Before Japan enters its "Golden Week" holiday next week, market liquidity may gradually shrink, which often amplifies intraday price fluctuations. Technically, if the exchange rate can continue to stabilize above the middle band at 158.90, there is a chance it will retest the 160.00 level; conversely, if it breaks below the 158.20 support, it means the downward trend since April will extend further, seeking buying support around 157.50. Overall, the yen will likely remain in a low-level consolidation phase in the short term, awaiting further clarification of fundamental catalysts.
Frequently Asked Questions
1. Why might the Bank of Japan choose to keep interest rates unchanged in April despite inflationary pressures?
The prevailing market view is that the current unstable external situation has resulted in extremely low transparency regarding the economic outlook. Given Japan's heavy reliance on energy imports, sharp fluctuations in oil prices could both drive up inflation and dampen real consumption. The Bank of Japan tends to use a "hawkish pause" to obtain more data to assess the true impact of energy shocks on economic growth and avoid excessively tightening monetary policy in a time of uncertainty.
2. What direct impact does the flattening of the Japanese bond yield curve have on exchange rates?

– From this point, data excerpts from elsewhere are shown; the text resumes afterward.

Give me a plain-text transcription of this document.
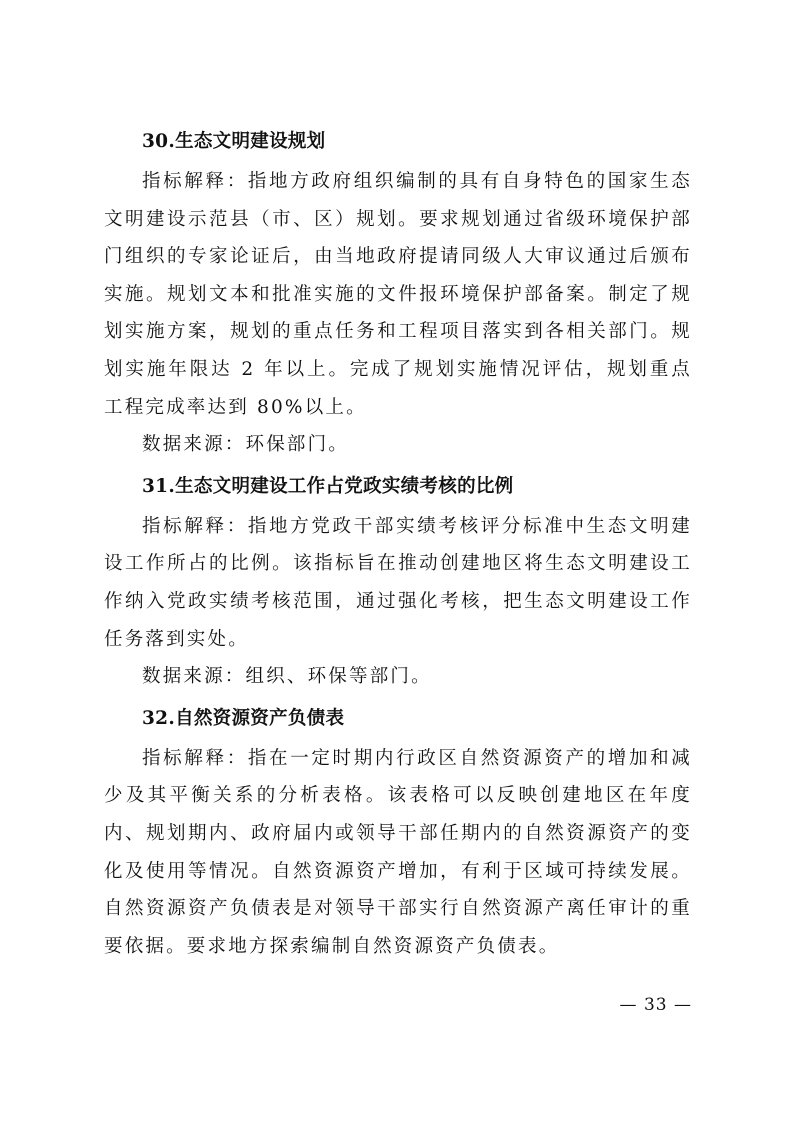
30.生态文明建设规划

指标解释：指地方政府组织编制的具有自身特色的国家生态文明建设示范县（市、区）规划。要求规划通过省级环境保护部门组织的专家论证后，由当地政府提请同级人大审议通过后颁布实施。规划文本和批准实施的文件报环境保护部备案。制定了规划实施方案，规划的重点任务和工程项目落实到各相关部门。规划实施年限达 2 年以上。完成了规划实施情况评估，规划重点工程完成率达到 80%以上。

数据来源：环保部门。

31.生态文明建设工作占党政实绩考核的比例

指标解释：指地方党政干部实绩考核评分标准中生态文明建设工作所占的比例。该指标旨在推动创建地区将生态文明建设工作纳入党政实绩考核范围，通过强化考核，把生态文明建设工作任务落到实处。

数据来源：组织、环保等部门。

32.自然资源资产负债表

指标解释：指在一定时期内行政区自然资源资产的增加和减少及其平衡关系的分析表格。该表格可以反映创建地区在年度内、规划期内、政府届内或领导干部任期内的自然资源资产的变化及使用等情况。自然资源资产增加，有利于区域可持续发展。自然资源资产负债表是对领导干部实行自然资源产离任审计的重要依据。要求地方探索编制自然资源资产负债表。

— 33 —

A flattening yield curve typically reflects cautious market expectations for long-term economic growth or a surge in demand for long-term bonds. Today, the yields on 20-year and 40-year Japanese government bonds declined significantly, indicating strong institutional support for Japanese bonds ahead of the "Golden Week" holiday. This strengthening bond market will likely attract funds back to the yen in the short term, creating resistance when the USD/JPY exchange rate touches the 160 level.
3. How to understand the technical significance of the current USD/JPY range of 157.50-157.60?

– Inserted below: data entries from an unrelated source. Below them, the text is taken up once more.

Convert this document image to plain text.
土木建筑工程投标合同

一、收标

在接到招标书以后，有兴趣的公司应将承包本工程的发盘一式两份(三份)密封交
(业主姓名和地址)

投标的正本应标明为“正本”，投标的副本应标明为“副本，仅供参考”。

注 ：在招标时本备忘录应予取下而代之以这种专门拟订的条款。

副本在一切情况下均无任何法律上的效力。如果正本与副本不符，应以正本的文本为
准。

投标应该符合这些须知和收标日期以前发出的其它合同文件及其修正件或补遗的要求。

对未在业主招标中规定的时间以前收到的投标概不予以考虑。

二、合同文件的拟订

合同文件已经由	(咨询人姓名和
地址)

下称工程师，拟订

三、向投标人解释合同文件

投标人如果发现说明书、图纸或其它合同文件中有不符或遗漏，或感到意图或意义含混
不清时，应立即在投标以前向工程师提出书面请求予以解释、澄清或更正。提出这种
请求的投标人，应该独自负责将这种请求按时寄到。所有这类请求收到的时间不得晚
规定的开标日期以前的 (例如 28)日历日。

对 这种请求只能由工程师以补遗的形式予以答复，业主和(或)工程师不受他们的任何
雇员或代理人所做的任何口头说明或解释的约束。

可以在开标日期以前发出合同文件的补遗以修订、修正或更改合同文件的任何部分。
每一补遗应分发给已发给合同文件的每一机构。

From a candlestick chart perspective, the exchange rate rebounded rapidly after dipping to 157.590 in mid-April, forming a long lower shadow. In technical analysis, this is a clear "demand zone," indicating significant demand from Japanese importers for foreign exchange settlement or long position liquidation near this level. As long as this range is not broken by a large bearish candlestick, the overall pullback in USD/JPY remains within a manageable range of fluctuation.
4. What risks does the "Golden Week" holiday pose for yen traders?
During Japan's "Golden Week" holiday, the Tokyo foreign exchange market is closed, leading to a significant drop in liquidity. In this low-liquidity environment, even small trading volumes can cause sharp fluctuations in exchange rates, potentially resulting in "flash crashes" or "sudden surges." Furthermore, if geopolitical tensions change drastically during this period, the yen, lacking domestic buying support, may experience irrational and wide-ranging volatility.
5. If the Bank of Japan confirms an interest rate hike in June, will the yen immediately begin a strong upward trend?
This depends on the extent to which the interest rate differential between Japan and the US narrows at that time. Even if the Bank of Japan raises interest rates to around 1.0%, the yen will still be a low-yielding currency compared to dollar assets. The yen's performance after the rate hike will depend more on market expectations regarding the frequency of subsequent rate hikes. If the Bank of Japan only makes a "symbolic" adjustment and the external environment remains volatile, the yen's appreciation potential may be suppressed by carry trade positions.